Cela dit, peut-être que j’aborde mon écriture d’une manière plus analytique que d’autres écrivains. J’aimerais faire partie de ces écrivains qui arrivent à rédiger rapidement un brouillon et le réécrire plusieurs fois mais j’en suis incapable. J’écris lentement. Habituellement, je me fixe comme objectif quotidien d’arriver à écrire 500 mots. Le lendemain, j’y reviens, je retravaille les mots de la veille et je passe à autre chose. Si j’écris un roman, je reviens généralement au début du chapitre ou du saut de page et j’ajoute des éléments. J’avance plutôt lentement. Ainsi, quand j’ai un brouillon complet, il a déjà été quelque peu réécrit et retravaillé.
Avez-vous toujours voulu être un écrivain ? Comment vous est venue votre vocation ?
Quand j’étais enfant, je voulais être Larry Bird (un basketteur star de la NBA connu pour son agilité au tir ayant officié chez les Boston Celtics de 1979 à 1992. ndr) mais ce n’est pas arrivé. J’ai ensuite voulu devenir une star du punk ou du rock mais malheureusement, ce n’est pas arrivé non plus. Quoi qu’il en soit j’ai essayé et aujourd’hui, je me dis qu’au moins, je sais jouer de la guitare.
Je ne suis pas tombé amoureux de la lecture avant d’avoir 22 ans, quand j’étais à l’université. Pour un cours, j’ai lu Where Are You Going, Where Have You Been ? : Stories of Young America, de Joyce Carol Oates. Je me souviens avoir pensé « je ne savais pas que des gens pouvaient écrire des histoires comme celle-là ». Peu de temps après, ma petite amie (qui est aujourd’hui devenue mon épouse) m’a offert Le Fléau, de Stephen King.
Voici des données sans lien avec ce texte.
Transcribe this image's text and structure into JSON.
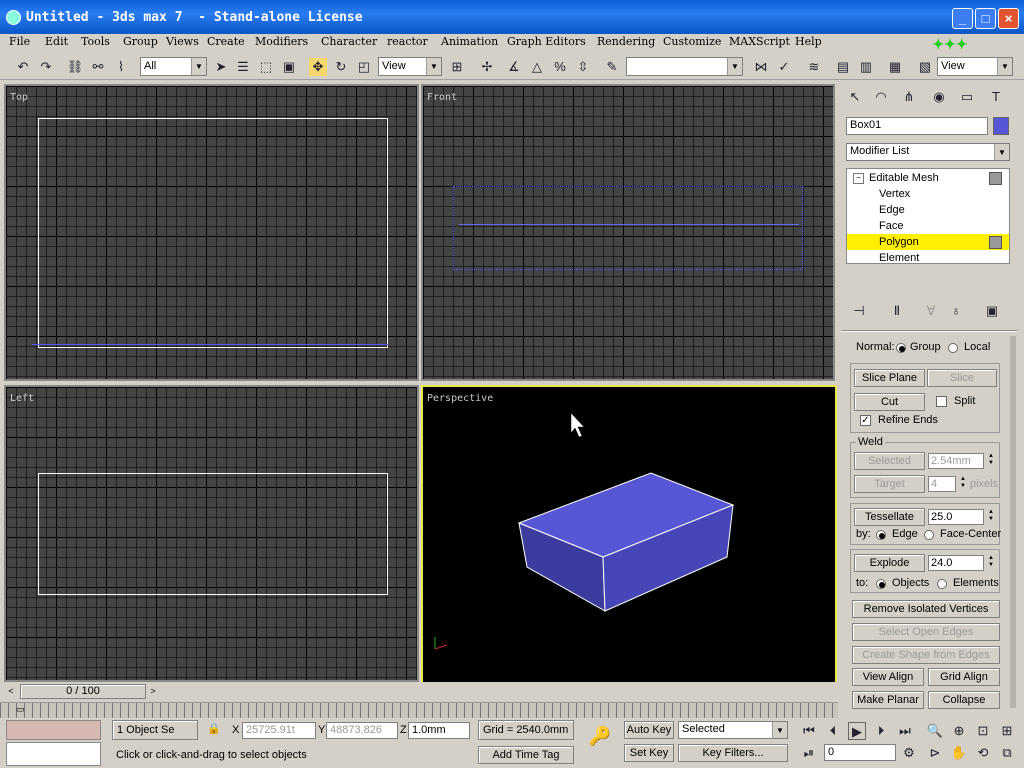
{
  "window": {
    "title": "Untitled - 3ds max 7  - Stand-alone License"
  },
  "menu": [
    "File",
    "Edit",
    "Tools",
    "Group",
    "Views",
    "Create",
    "Modifiers",
    "Character",
    "reactor",
    "Animation",
    "Graph Editors",
    "Rendering",
    "Customize",
    "MAXScript",
    "Help"
  ],
  "toolbar": {
    "selection_filter": "All",
    "ref_coord": "View",
    "named_set": "",
    "view_combo": "View"
  },
  "viewports": {
    "top": "Top",
    "front": "Front",
    "left": "Left",
    "perspective": "Perspective"
  },
  "command_panel": {
    "object_name": "Box01",
    "modifier_list": "Modifier List",
    "stack": [
      "Editable Mesh",
      "Vertex",
      "Edge",
      "Face",
      "Polygon",
      "Element"
    ],
    "normal_label": "Normal:",
    "normal_group": "Group",
    "normal_local": "Local",
    "slice_plane": "Slice Plane",
    "slice": "Slice",
    "cut": "Cut",
    "split": "Split",
    "refine_ends": "Refine Ends",
    "weld": "Weld",
    "selected": "Selected",
    "selected_value": "2.54mm",
    "target": "Target",
    "target_value": "4",
    "pixels": "pixels",
    "tessellate": "Tessellate",
    "tessellate_value": "25.0",
    "by": "by:",
    "edge": "Edge",
    "face_center": "Face-Center",
    "explode": "Explode",
    "explode_value": "24.0",
    "to": "to:",
    "objects": "Objects",
    "elements": "Elements",
    "remove_isolated": "Remove Isolated Vertices",
    "select_open_edges": "Select Open Edges",
    "create_shape": "Create Shape from Edges",
    "view_align": "View Align",
    "grid_align": "Grid Align",
    "make_planar": "Make Planar",
    "collapse": "Collapse"
  },
  "status": {
    "timeline": "0 / 100",
    "object_sel": "1 Object Se",
    "x_val": "25725.91t",
    "y_val": "48873.826",
    "z_val": "1.0mm",
    "grid": "Grid = 2540.0mm",
    "auto_key": "Auto Key",
    "set_key": "Set Key",
    "selected": "Selected",
    "key_filters": "Key Filters...",
    "frame": "0",
    "prompt": "Click or click-and-drag to select objects",
    "add_time_tag": "Add Time Tag"
  }
}
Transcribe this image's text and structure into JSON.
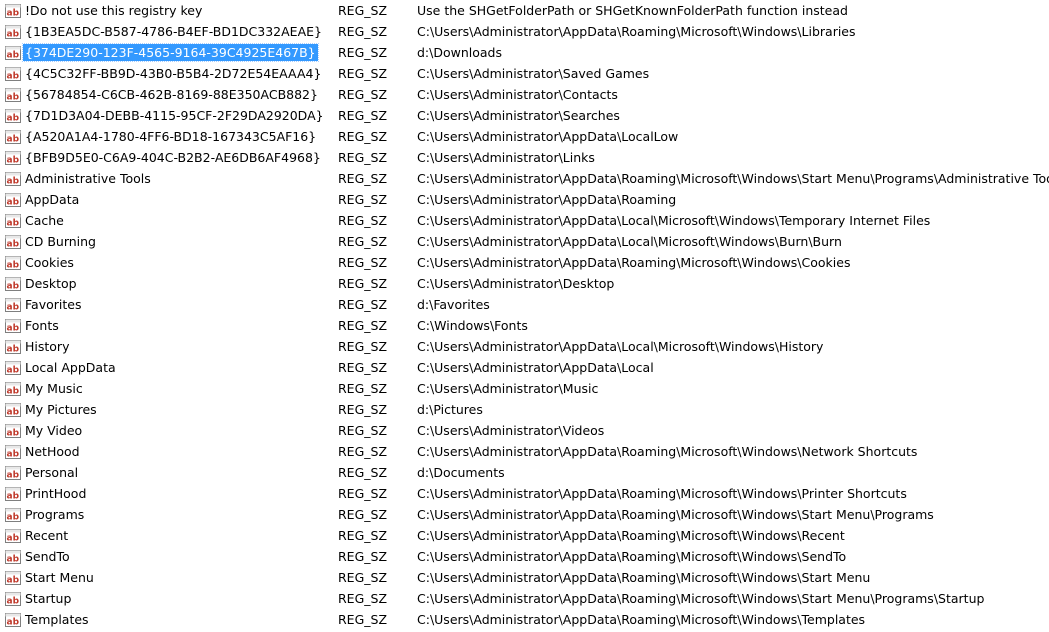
{
  "colors": {
    "selection_bg": "#3399ff",
    "selection_text": "#ffffff",
    "icon_red": "#c0392b"
  },
  "icon_name": "string-value-ab-icon",
  "rows": [
    {
      "name": "!Do not use this registry key",
      "type": "REG_SZ",
      "data": "Use the SHGetFolderPath or SHGetKnownFolderPath function instead",
      "selected": false
    },
    {
      "name": "{1B3EA5DC-B587-4786-B4EF-BD1DC332AEAE}",
      "type": "REG_SZ",
      "data": "C:\\Users\\Administrator\\AppData\\Roaming\\Microsoft\\Windows\\Libraries",
      "selected": false
    },
    {
      "name": "{374DE290-123F-4565-9164-39C4925E467B}",
      "type": "REG_SZ",
      "data": "d:\\Downloads",
      "selected": true
    },
    {
      "name": "{4C5C32FF-BB9D-43B0-B5B4-2D72E54EAAA4}",
      "type": "REG_SZ",
      "data": "C:\\Users\\Administrator\\Saved Games",
      "selected": false
    },
    {
      "name": "{56784854-C6CB-462B-8169-88E350ACB882}",
      "type": "REG_SZ",
      "data": "C:\\Users\\Administrator\\Contacts",
      "selected": false
    },
    {
      "name": "{7D1D3A04-DEBB-4115-95CF-2F29DA2920DA}",
      "type": "REG_SZ",
      "data": "C:\\Users\\Administrator\\Searches",
      "selected": false
    },
    {
      "name": "{A520A1A4-1780-4FF6-BD18-167343C5AF16}",
      "type": "REG_SZ",
      "data": "C:\\Users\\Administrator\\AppData\\LocalLow",
      "selected": false
    },
    {
      "name": "{BFB9D5E0-C6A9-404C-B2B2-AE6DB6AF4968}",
      "type": "REG_SZ",
      "data": "C:\\Users\\Administrator\\Links",
      "selected": false
    },
    {
      "name": "Administrative Tools",
      "type": "REG_SZ",
      "data": "C:\\Users\\Administrator\\AppData\\Roaming\\Microsoft\\Windows\\Start Menu\\Programs\\Administrative Tools",
      "selected": false
    },
    {
      "name": "AppData",
      "type": "REG_SZ",
      "data": "C:\\Users\\Administrator\\AppData\\Roaming",
      "selected": false
    },
    {
      "name": "Cache",
      "type": "REG_SZ",
      "data": "C:\\Users\\Administrator\\AppData\\Local\\Microsoft\\Windows\\Temporary Internet Files",
      "selected": false
    },
    {
      "name": "CD Burning",
      "type": "REG_SZ",
      "data": "C:\\Users\\Administrator\\AppData\\Local\\Microsoft\\Windows\\Burn\\Burn",
      "selected": false
    },
    {
      "name": "Cookies",
      "type": "REG_SZ",
      "data": "C:\\Users\\Administrator\\AppData\\Roaming\\Microsoft\\Windows\\Cookies",
      "selected": false
    },
    {
      "name": "Desktop",
      "type": "REG_SZ",
      "data": "C:\\Users\\Administrator\\Desktop",
      "selected": false
    },
    {
      "name": "Favorites",
      "type": "REG_SZ",
      "data": "d:\\Favorites",
      "selected": false
    },
    {
      "name": "Fonts",
      "type": "REG_SZ",
      "data": "C:\\Windows\\Fonts",
      "selected": false
    },
    {
      "name": "History",
      "type": "REG_SZ",
      "data": "C:\\Users\\Administrator\\AppData\\Local\\Microsoft\\Windows\\History",
      "selected": false
    },
    {
      "name": "Local AppData",
      "type": "REG_SZ",
      "data": "C:\\Users\\Administrator\\AppData\\Local",
      "selected": false
    },
    {
      "name": "My Music",
      "type": "REG_SZ",
      "data": "C:\\Users\\Administrator\\Music",
      "selected": false
    },
    {
      "name": "My Pictures",
      "type": "REG_SZ",
      "data": "d:\\Pictures",
      "selected": false
    },
    {
      "name": "My Video",
      "type": "REG_SZ",
      "data": "C:\\Users\\Administrator\\Videos",
      "selected": false
    },
    {
      "name": "NetHood",
      "type": "REG_SZ",
      "data": "C:\\Users\\Administrator\\AppData\\Roaming\\Microsoft\\Windows\\Network Shortcuts",
      "selected": false
    },
    {
      "name": "Personal",
      "type": "REG_SZ",
      "data": "d:\\Documents",
      "selected": false
    },
    {
      "name": "PrintHood",
      "type": "REG_SZ",
      "data": "C:\\Users\\Administrator\\AppData\\Roaming\\Microsoft\\Windows\\Printer Shortcuts",
      "selected": false
    },
    {
      "name": "Programs",
      "type": "REG_SZ",
      "data": "C:\\Users\\Administrator\\AppData\\Roaming\\Microsoft\\Windows\\Start Menu\\Programs",
      "selected": false
    },
    {
      "name": "Recent",
      "type": "REG_SZ",
      "data": "C:\\Users\\Administrator\\AppData\\Roaming\\Microsoft\\Windows\\Recent",
      "selected": false
    },
    {
      "name": "SendTo",
      "type": "REG_SZ",
      "data": "C:\\Users\\Administrator\\AppData\\Roaming\\Microsoft\\Windows\\SendTo",
      "selected": false
    },
    {
      "name": "Start Menu",
      "type": "REG_SZ",
      "data": "C:\\Users\\Administrator\\AppData\\Roaming\\Microsoft\\Windows\\Start Menu",
      "selected": false
    },
    {
      "name": "Startup",
      "type": "REG_SZ",
      "data": "C:\\Users\\Administrator\\AppData\\Roaming\\Microsoft\\Windows\\Start Menu\\Programs\\Startup",
      "selected": false
    },
    {
      "name": "Templates",
      "type": "REG_SZ",
      "data": "C:\\Users\\Administrator\\AppData\\Roaming\\Microsoft\\Windows\\Templates",
      "selected": false
    }
  ]
}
Ces deux histoires m’ont transformé en lecteur passionné et vorace. Après deux ans d’études des mathématiques durant lesquelles j’ai lu tout ce que j’ai pu trouver de King, de Peter Straub, de Clive Barker et de Shriley Jackson, l’envie d’essayer à mon tour d’écrire une histoire a commencé à me démanger.
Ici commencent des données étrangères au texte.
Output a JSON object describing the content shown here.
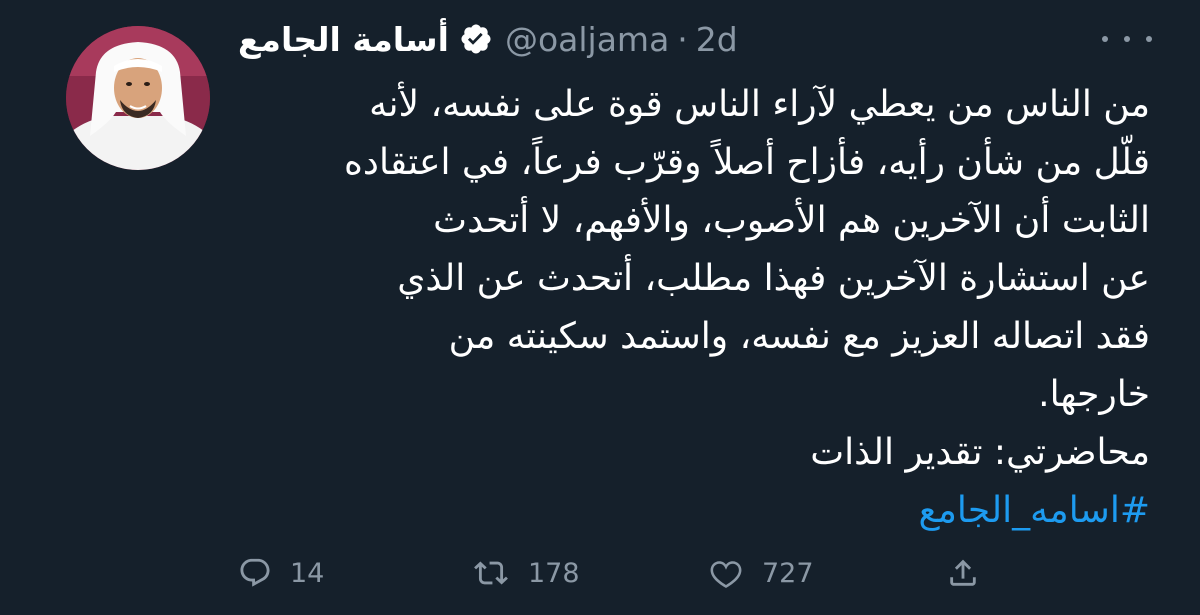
{
  "tweet": {
    "display_name": "أسامة الجامع",
    "handle": "@oaljama",
    "separator": "·",
    "time": "2d",
    "verified_color": "#ffffff",
    "body_lines": [
      "من الناس من يعطي لآراء الناس قوة على نفسه، لأنه",
      "قلّل من شأن رأيه، فأزاح أصلاً وقرّب فرعاً، في اعتقاده",
      "الثابت أن الآخرين هم الأصوب، والأفهم، لا أتحدث",
      "عن استشارة الآخرين فهذا مطلب، أتحدث عن الذي",
      "فقد اتصاله العزيز مع نفسه، واستمد سكينته من",
      "خارجها.",
      "محاضرتي: تقدير الذات"
    ],
    "hashtag": "#اسامه_الجامع",
    "hashtag_color": "#1d9bf0"
  },
  "actions": {
    "reply": {
      "icon": "reply-icon",
      "count": "14"
    },
    "retweet": {
      "icon": "retweet-icon",
      "count": "178"
    },
    "like": {
      "icon": "heart-icon",
      "count": "727"
    },
    "share": {
      "icon": "share-icon"
    }
  },
  "colors": {
    "background": "#15202b",
    "secondary_text": "#8b98a5"
  }
}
Quels conseils donneriez-vous à un jeune lycéen qui aimerait devenir écrivain ?
Il faut lire. Lire, lire et encore lire. J’ai appris à écrire en lisant et en lisant un peu de tout. Je lis entre 60 et 80 livres par an depuis 2000.
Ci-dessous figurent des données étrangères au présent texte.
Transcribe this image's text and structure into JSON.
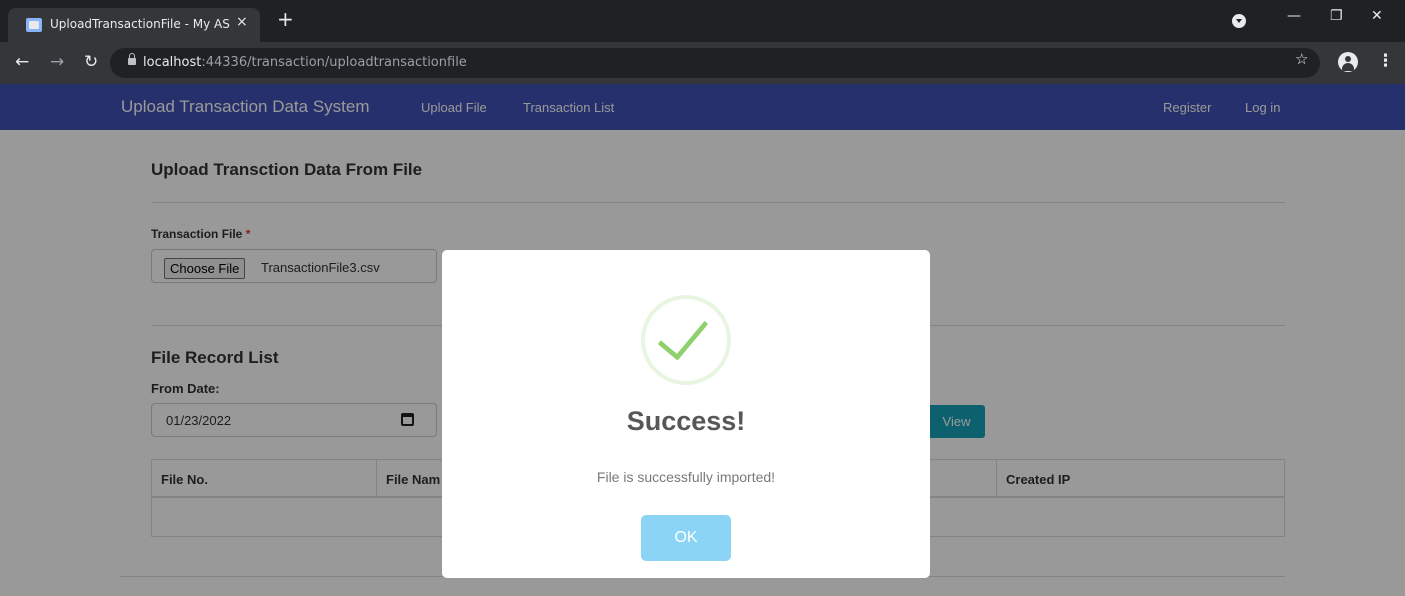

Soyez également patient et n’espérez pas devenir excellent (ou en tout cas aussi bon que vous l’espérez) rapidement. Soyez bienveillant envers vous-mêmes. Il y a de l’honneur et de la valeur dans le processus même de l’écriture, même si à la fin, les histoires que vous écrivez ne vous semblent pas convaincantes.
Votre roman, Possession, réinvente brillamment certains thèmes au centre de L’Exorciste, le livre de William Peter Blatty. Comment avez-vous eu l’idée de ce roman ?
Merci ! J’ai eu l’occasion de lire un livre qui regroupait des essais sur le film L’Exorciste (The Exorcist : Studies in the Night Film, Centipede Editions). La plupart de ces essais portaient sur la politique du film et sur l’époque à laquelle il est sorti. Je n’avais jamais pensé à ce film en ces termes auparavant et cela m’a encouragé à me demander comment je pourrais moi-même écrire une histoire de possession. Ma réaction immédiate a été d’aborder ce sujet d’un point de vue sceptique/laïc, tout en restant dans un dialogue avec William Peter Blatty, l’auteur du roman et les films d’horreur en général. Par la suite, j’ai trouvé l’idée des deux sœurs et le livre s’est vraiment développé à partir de là. J’ai eu beaucoup de chance que l’idée me soit venue si vite.
Dans Le Chant des Survivants, que vous avez écrit avant la pandémie de Covid-19, vous décrivez avec une acuité étonnante des événements qui, d’une certaine façon, se sont véritablement produits (les gouvernements dépassés, les théories du complot, etc.). Comment avez-vous réussi à être aussi clairvoyant ?
Et bien je pense que nous savions tous, tout en le craignant, que tôt ou tard, nous serions amenés à vivre une pandémie. Tout ce qui dans le livre relève des prédictions d’un point de vue médical est à mettre au crédit de ma sœur Erin, qui est infirmière dans un grand hôpital de Boston. Je me suis appuyé sur elle pour effectuer les recherches afin d’établir comment un hôpital pourrait réagir face à une épidémie de grande ampleur. En 2014 déjà, Erin avait eu une brève frayeur avec le virus Ebola. Elle pensait que son hôpital pourrait bien être celui où les patients seraient envoyés, bien que personne n’ait vraiment été formé pour les recevoir et les soigner. Son expérience a été intégrée au roman.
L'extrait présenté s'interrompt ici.